Duplicate Question Detection With Deep Learning in Stack Overflow

Wang Liting; Zhang Li; Jiang Jing

首页> 外文期刊>Quality Control, Transactions >Duplicate Question Detection With Deep Learning in Stack Overflow

【24h】

Duplicate Question Detection With Deep Learning in Stack Overflow

机译：堆栈溢出中深入学习的重复问题检测

获取原文

获取原文并翻译 | 示例

获取外文期刊封面封底 >>

开具论文收录证明 >>

文献代查 >>

页面导航

摘要
著录项
相似文献
相关主题

摘要

Stack Overflow is a popular Community-based Question Answer (CQA) website focused on software programming and has attracted more and more users in recent years.

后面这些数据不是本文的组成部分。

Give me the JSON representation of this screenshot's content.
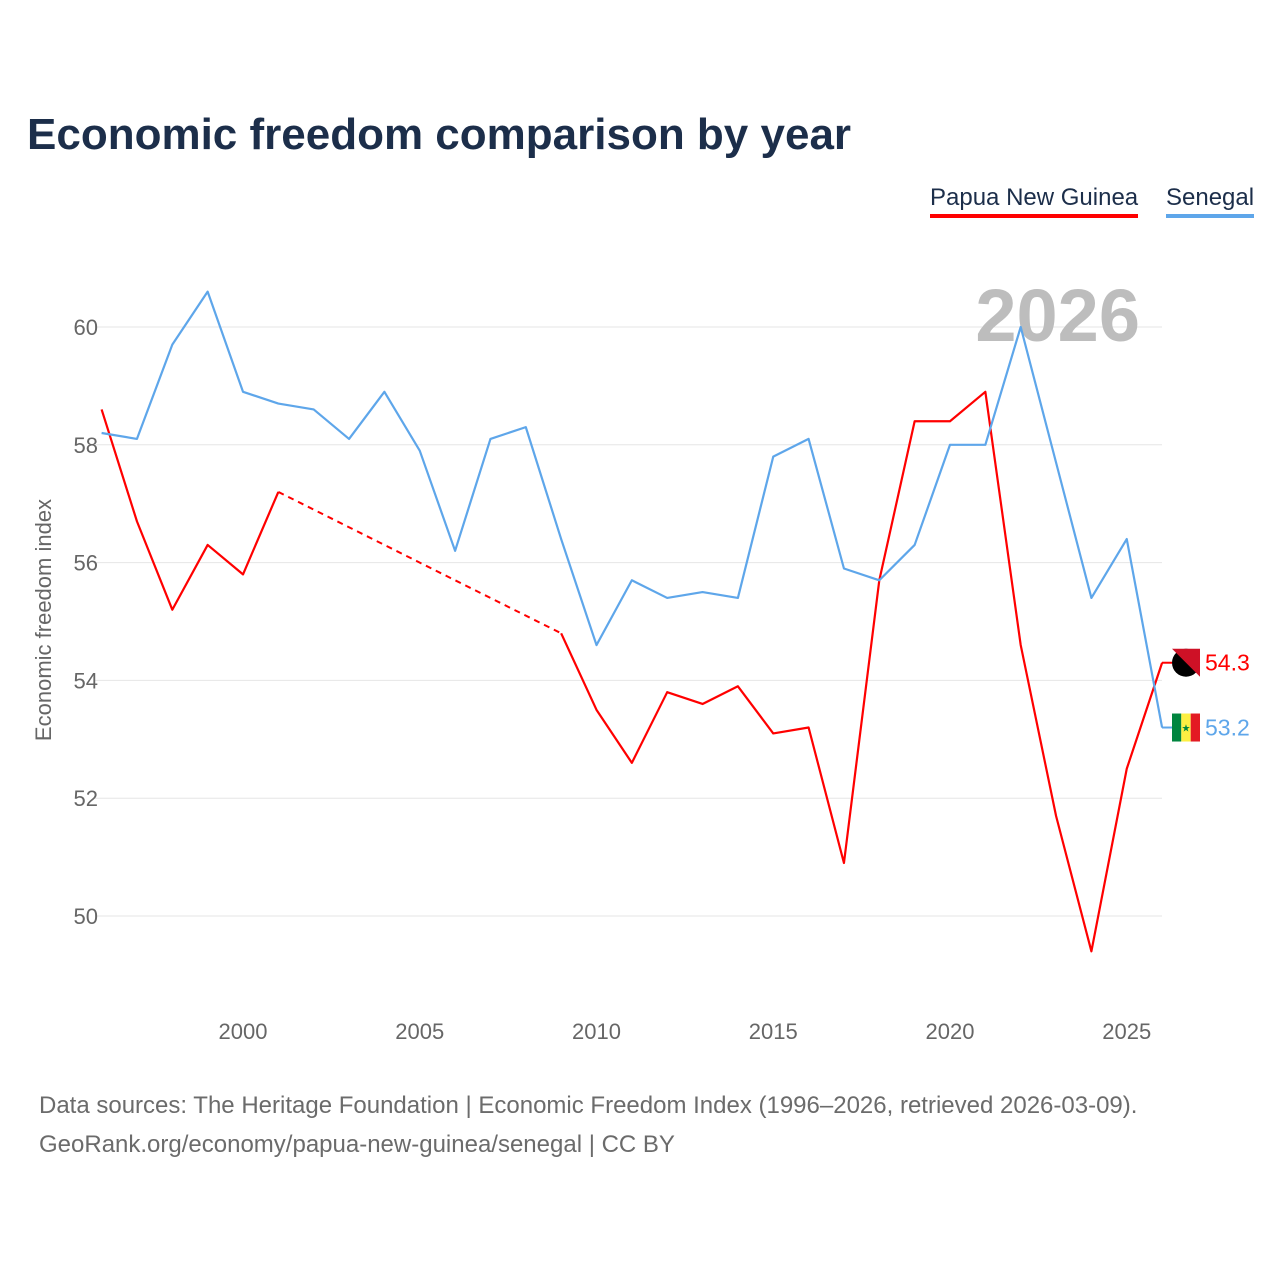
{
  "title": "Economic freedom comparison by year",
  "footer": {
    "line1": "Data sources: The Heritage Foundation | Economic Freedom Index (1996–2026, retrieved 2026-03-09).",
    "line2": "GeoRank.org/economy/papua-new-guinea/senegal | CC BY"
  },
  "chart_data": {
    "type": "line",
    "title": "Economic freedom comparison by year",
    "ylabel": "Economic freedom index",
    "xlabel": "",
    "watermark_year": "2026",
    "xlim": [
      1996,
      2026
    ],
    "ylim": [
      48.5,
      61.5
    ],
    "x_ticks": [
      2000,
      2005,
      2010,
      2015,
      2020,
      2025
    ],
    "y_ticks": [
      50,
      52,
      54,
      56,
      58,
      60
    ],
    "grid": true,
    "legend_position": "top-right",
    "x": [
      1996,
      1997,
      1998,
      1999,
      2000,
      2001,
      2002,
      2003,
      2004,
      2005,
      2006,
      2007,
      2008,
      2009,
      2010,
      2011,
      2012,
      2013,
      2014,
      2015,
      2016,
      2017,
      2018,
      2019,
      2020,
      2021,
      2022,
      2023,
      2024,
      2025,
      2026
    ],
    "series": [
      {
        "name": "Papua New Guinea",
        "color": "#ff0000",
        "end_label": "54.3",
        "values": [
          58.6,
          56.7,
          55.2,
          56.3,
          55.8,
          57.2,
          null,
          null,
          null,
          null,
          null,
          null,
          null,
          54.8,
          53.5,
          52.6,
          53.8,
          53.6,
          53.9,
          53.1,
          53.2,
          50.9,
          55.7,
          58.4,
          58.4,
          58.9,
          54.6,
          51.7,
          49.4,
          52.5,
          54.3
        ]
      },
      {
        "name": "Senegal",
        "color": "#5ea6ea",
        "end_label": "53.2",
        "values": [
          58.2,
          58.1,
          59.7,
          60.6,
          58.9,
          58.7,
          58.6,
          58.1,
          58.9,
          57.9,
          56.2,
          58.1,
          58.3,
          56.4,
          54.6,
          55.7,
          55.4,
          55.5,
          55.4,
          57.8,
          58.1,
          55.9,
          55.7,
          56.3,
          58.0,
          58.0,
          60.0,
          57.7,
          55.4,
          56.4,
          53.2
        ]
      }
    ]
  }
}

However, duplicate questions frequently appear in Stack Overflow and they are manually marked by the users with high reputation. Automatic duplicate question detection alleviates labor and effort for users with high reputation. Although existing approaches extract textual features to automatically detect duplicate questions, these approaches are limited since semantic information could be lost. To tackle this problem, we explore the use of powerful deep learning techniques, including Convolutional Neural Networks (CNN), Recurrent Neural Networks (RNN) and Long Short-Term Memory (LSTM), to detect duplicate questions in Stack Overflow. In addition, we use Word2Vec to obtain the vector representations of words. They can fully capture semantic information at document-level and word-level respectively. Therefore, we construct three deep learning approaches WV-CNN, WV-RNN and WV-LSTM, which are based on Word2Vec, CNN, RNN and LSTM, to detect duplicate questions in Stack Overflow. Evaluation results show that WV-CNN and WV-LSTM have made significant improvements over four baseline approaches (i.e., DupPredictor, Dupe, DupPredictorRep-T, and DupeRep) and three deep learning approaches (i.e., DQ-CNN, DQ-RNN, and DQ-LSTM) in terms of recall-rate & x0040;5, recall-rate & x0040;10 and recall-rate & x0040;20. Furthermore, the experimental results indicate that our approaches WV-CNN, WV-RNN, and WV-LSTM outperform four machine learning approaches based on Support Vector Machine, Logic Regression, Random Forest and eXtreme Gradient Boosting in terms of recall-rate & x0040;5, recall-rate & x0040;10 and recall-rate & x0040;20.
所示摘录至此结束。